My fiddlehead ferns went through a lot to make it to my risotto tonight. I saw them at Wegman’s grocery store and had to buy them. Wegman’s grocery store is another story in itself. It was my first time there, and I must say I was a bit overwhelmed. Many people love this store, but it was just too big for me. Some of the things looked really good, but it was just too big, with too many things. Also, while the seasonal produce was great, I really don’t it when summer lasts all year long. I don’t want tomatoes and eggplant and peppers in May, I want the Spring bounty of greens and asparagus and radishes. Save the rest for August, when delicate lettuces can’t take the heat.
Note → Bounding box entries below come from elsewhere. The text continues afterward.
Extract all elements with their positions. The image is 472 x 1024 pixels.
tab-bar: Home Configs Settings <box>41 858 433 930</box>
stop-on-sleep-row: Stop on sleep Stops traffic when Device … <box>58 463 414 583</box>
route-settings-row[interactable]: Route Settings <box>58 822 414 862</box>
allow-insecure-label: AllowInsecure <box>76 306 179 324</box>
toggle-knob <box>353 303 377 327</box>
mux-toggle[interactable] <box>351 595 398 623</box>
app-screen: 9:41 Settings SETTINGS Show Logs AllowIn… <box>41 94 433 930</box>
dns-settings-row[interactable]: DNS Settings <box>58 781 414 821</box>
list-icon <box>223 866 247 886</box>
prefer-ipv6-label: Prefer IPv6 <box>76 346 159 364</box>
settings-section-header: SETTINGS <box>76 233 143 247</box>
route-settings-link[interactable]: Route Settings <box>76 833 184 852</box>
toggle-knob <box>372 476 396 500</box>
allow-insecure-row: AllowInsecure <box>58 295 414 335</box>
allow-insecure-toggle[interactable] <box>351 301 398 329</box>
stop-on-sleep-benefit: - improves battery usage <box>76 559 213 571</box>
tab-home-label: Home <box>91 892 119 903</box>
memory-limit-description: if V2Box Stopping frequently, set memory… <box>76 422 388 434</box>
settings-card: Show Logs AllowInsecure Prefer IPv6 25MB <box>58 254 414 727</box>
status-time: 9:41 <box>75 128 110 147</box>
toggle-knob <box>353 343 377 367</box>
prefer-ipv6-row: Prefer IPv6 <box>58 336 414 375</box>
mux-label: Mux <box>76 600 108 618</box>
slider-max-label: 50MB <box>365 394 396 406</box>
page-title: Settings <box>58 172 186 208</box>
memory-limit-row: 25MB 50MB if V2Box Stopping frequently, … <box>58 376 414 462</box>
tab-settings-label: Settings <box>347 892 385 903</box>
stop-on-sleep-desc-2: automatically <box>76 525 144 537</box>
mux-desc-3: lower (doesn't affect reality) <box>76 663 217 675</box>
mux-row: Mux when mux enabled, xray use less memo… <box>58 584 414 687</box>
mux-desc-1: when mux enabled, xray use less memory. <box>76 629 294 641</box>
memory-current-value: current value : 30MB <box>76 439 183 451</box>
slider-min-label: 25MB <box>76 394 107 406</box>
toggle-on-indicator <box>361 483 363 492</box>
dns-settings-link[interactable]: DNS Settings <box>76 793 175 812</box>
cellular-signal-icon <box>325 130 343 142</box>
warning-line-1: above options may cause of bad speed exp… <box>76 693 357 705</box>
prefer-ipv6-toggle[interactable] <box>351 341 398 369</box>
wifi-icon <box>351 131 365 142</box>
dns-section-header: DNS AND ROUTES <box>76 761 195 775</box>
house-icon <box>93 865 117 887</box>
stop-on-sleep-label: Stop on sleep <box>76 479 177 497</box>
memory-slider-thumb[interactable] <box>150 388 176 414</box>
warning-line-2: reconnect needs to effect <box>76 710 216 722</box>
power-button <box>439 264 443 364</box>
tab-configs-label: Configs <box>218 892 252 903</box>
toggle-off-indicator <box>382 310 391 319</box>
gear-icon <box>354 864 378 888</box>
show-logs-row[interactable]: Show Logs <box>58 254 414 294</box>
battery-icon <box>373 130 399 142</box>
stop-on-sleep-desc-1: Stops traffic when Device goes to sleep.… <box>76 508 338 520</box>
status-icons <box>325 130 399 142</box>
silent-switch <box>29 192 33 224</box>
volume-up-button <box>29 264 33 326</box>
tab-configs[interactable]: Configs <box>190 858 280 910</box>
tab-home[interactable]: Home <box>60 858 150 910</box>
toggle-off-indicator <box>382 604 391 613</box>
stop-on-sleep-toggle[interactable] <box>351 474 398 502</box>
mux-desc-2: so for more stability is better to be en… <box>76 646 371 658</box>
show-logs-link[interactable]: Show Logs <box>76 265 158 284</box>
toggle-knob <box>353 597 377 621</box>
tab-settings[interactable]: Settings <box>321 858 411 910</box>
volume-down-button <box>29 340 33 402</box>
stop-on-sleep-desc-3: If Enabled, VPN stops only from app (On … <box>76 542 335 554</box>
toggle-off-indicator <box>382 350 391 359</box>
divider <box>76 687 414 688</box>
But enough ranting, I want to talk about risotto. This risotto was a little different from others I have made. The risotto I made according to the package directions, which is very simple. However, I usually make it with vegetable broth, and this time I used mushroom broth, and it changed the taste a little. I don’t think Ian was as enamoured with it as usual, although he did have a big bowl of seconds. I blanched the fiddlehead ferns first, since when raw they contain a toxin that can upset the stomach. After the risotto was finished, i mixed the fiddles and a generous amount of parmesan into the risotto. Voila! Spring in a bowl.